ひと言でいえば、ラファルグによれば、「働く」ことは、よいことであるどころか、悪以外のなにものでもない。この括弧でくくった「働く」の場所に、「バイトする」とか「勉強する」とか「プラットフォームを運営してバカ儲けするグローバル企業のためにただ働き(つまり投稿や閲覧)する」とか、いくらでも他の言葉を代入することができるでしょう。

さて、シュルレアリスムの「辞書」に引用されたラファルグの引用にもどると、「怠ける」ことは「芸術と高貴な美徳の母」であるとされていました。つまりクリエイティブであるためには〈怠ける〉ことが絶対に必要である、ということになります。
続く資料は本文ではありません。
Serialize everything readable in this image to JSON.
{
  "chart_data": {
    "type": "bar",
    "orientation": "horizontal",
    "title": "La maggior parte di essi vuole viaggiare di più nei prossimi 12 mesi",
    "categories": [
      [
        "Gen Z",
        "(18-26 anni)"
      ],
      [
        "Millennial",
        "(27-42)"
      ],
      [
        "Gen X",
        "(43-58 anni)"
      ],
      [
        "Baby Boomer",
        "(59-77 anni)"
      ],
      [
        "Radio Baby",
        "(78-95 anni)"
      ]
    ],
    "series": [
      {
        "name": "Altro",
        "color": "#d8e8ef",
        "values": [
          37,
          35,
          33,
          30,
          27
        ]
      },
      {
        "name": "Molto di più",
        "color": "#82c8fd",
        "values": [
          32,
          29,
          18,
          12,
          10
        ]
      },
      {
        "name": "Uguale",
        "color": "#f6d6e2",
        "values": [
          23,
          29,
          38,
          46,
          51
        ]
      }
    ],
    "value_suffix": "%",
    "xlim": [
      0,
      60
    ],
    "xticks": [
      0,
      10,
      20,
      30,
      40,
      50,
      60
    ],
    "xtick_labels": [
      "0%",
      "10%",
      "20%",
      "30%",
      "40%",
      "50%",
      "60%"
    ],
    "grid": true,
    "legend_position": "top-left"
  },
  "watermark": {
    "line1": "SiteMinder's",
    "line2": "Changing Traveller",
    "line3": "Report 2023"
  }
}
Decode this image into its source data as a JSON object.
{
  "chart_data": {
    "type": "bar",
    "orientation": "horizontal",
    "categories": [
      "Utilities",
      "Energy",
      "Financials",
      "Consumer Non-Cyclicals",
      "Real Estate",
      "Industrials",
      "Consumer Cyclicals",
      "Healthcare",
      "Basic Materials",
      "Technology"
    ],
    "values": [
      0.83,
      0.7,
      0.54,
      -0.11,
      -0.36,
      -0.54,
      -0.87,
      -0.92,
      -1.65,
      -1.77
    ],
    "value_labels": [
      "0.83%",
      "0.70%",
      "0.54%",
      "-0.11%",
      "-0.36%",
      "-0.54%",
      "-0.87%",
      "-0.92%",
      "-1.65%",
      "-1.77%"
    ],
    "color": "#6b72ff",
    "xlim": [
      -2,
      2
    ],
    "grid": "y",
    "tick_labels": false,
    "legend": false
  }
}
詩人や芸術家の浮世離れした、たんなる戯言にすぎないと思われるでしょうか? しかし、アートの世界だけでなく、おなじくビジネスの世界であっても、クリエイティヴな感性を磨くことは絶対に必要なことではないでしょうか。クリエイティヴな感性を磨くためには、また、磨くためにこそ、ひとは進んで〈怠け〉なければならない――19世紀のラファルグや、20世紀のシュルレアリスムのメンバーたちは、21世紀の私たちにそう訴えかけているようです。

子どものころから「怠ける」ことはダメだといわれてきたのに、それと正反対のことを主張していたひとがじつはたくさんいた。しかも消極的な意味で、怠けるのも「あり」というどころか、クリエイティヴであるためには積極的な意味で、怠けなければ「ならない」といっている……。どうでしょう、そんじょそこらの自己啓発本より刺激的じゃないですか?

4月は何かにつけて「はりきって」いるひとが多いと思いますが、たとえば「怠ける」というテーマを、がんばって、とことん突き詰めて考えてみるなんていうのも、充実した新学期のスタートになるかもしれません。まあ、1日3時間くらいなら、勉強してみてもいいかもしれません。それで、しっかり「怠け」られるようになるならば。